I am not going to bash many of my friends. I love Mark Driscoll. I grew up on heavy metal music that came out of Calvary Chapel in the 80s. Steven Furtick at Elevation Church, David Ashcraft at LCBC, Perry Noble from NewSpring, Chris Hodges at Church of the Highlands, Matt Keller at Next Level, Greg Surratt at Seacoast, Jim Putman at Real Life Ministries and the list goes on, I love them all. I’ve spoken via email to almost all of these men, spoken live to a couple of them, and read almost all of their books. I love what they all stand for.
But you can’t deny the risk.
Christian, let me ask you, what is the largest church in America? Lakewood Church, pastored by Joel Osteen. I’ve blogged before about my concerns with Osteen’s teachings. But his church had 43,500 weekly attenders in 2013. It is very easy for churches to water down the Gospel in order to reach more people. Every pastor who is part of a growing church will at least be tempted by Satan to make the church more appealing to the masses. Whether that be twisting Scripture like Osteen or disregarding the command to disciple while focusing only on seekers, the temptation will happen.

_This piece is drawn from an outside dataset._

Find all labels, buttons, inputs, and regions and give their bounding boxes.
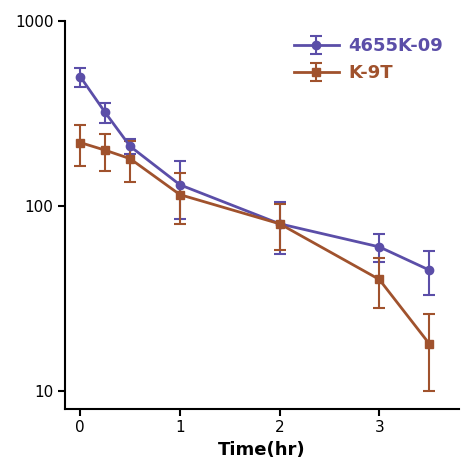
Legend: 4655K-09, K-9T: 4655K-09, K-9T (287, 30, 450, 90)
X-axis label: Time(hr): Time(hr) (219, 441, 306, 459)
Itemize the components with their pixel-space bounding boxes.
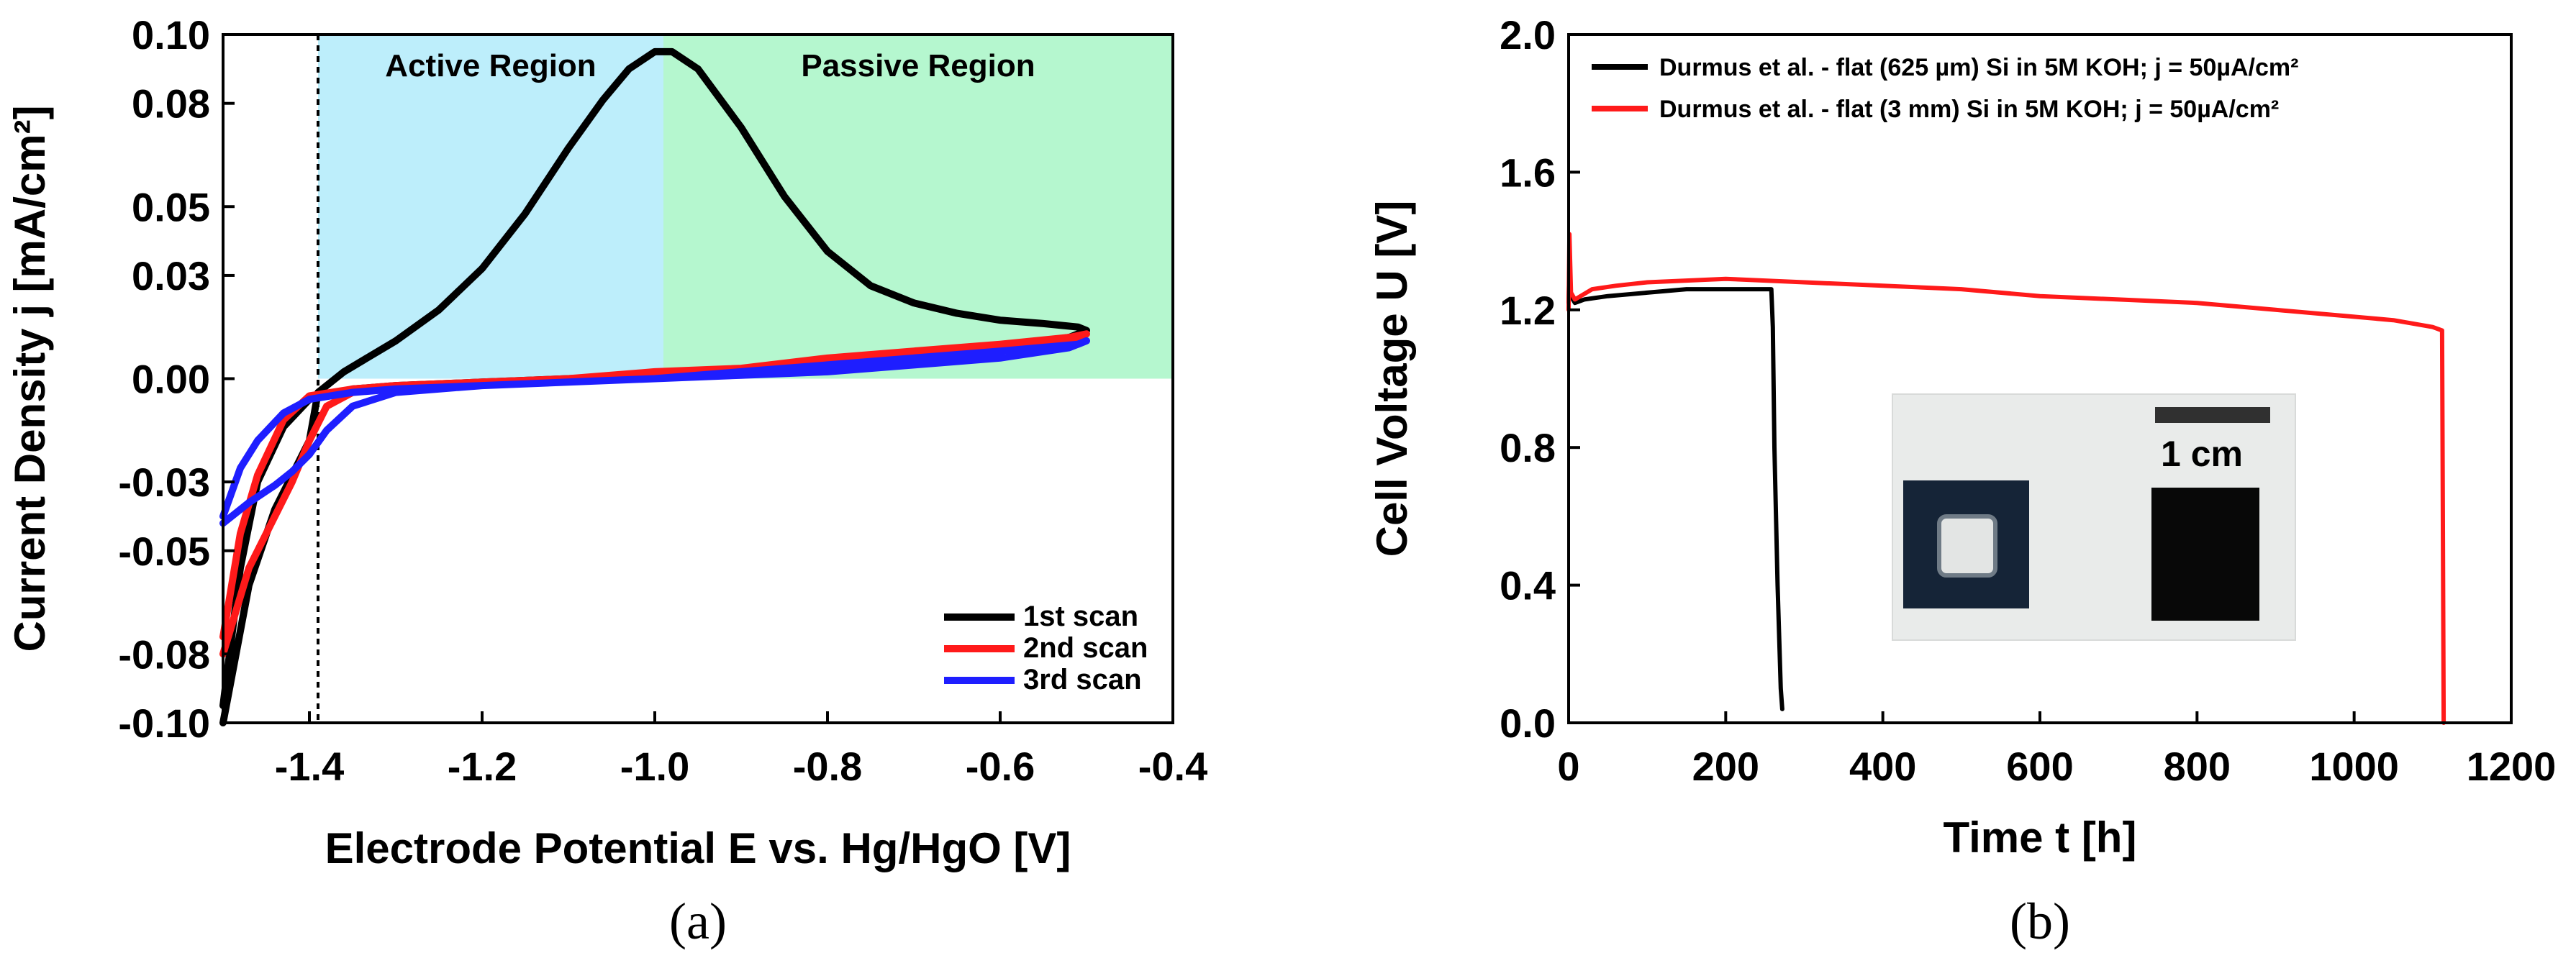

If you are seriously considering one of the megachurches or any nondenominational church for that matter, then I mean this severely: You need to interview the lead pastor. You need to make sure you check them out deeply. These churches can build amazing communities that are Scripturally sound and focused on the Gospel. But they can be dangerous as well. They can do more damage if there is little or no oversight. Remember, the road to hell is broad while the road to heaven is narrow. The definitions of broad and narrow can be subjective, however.
So I can’t really give a blanket statement about nondenominational churches. I know that Chesapeake Christian Fellowship is a true definition of a church by Scriptural standards. And I know that Osteen’s church is more heretical.
John 3:16 – “For God so loved the world, that he gave his only Son, that whoever believes in him should not perish but have eternal life.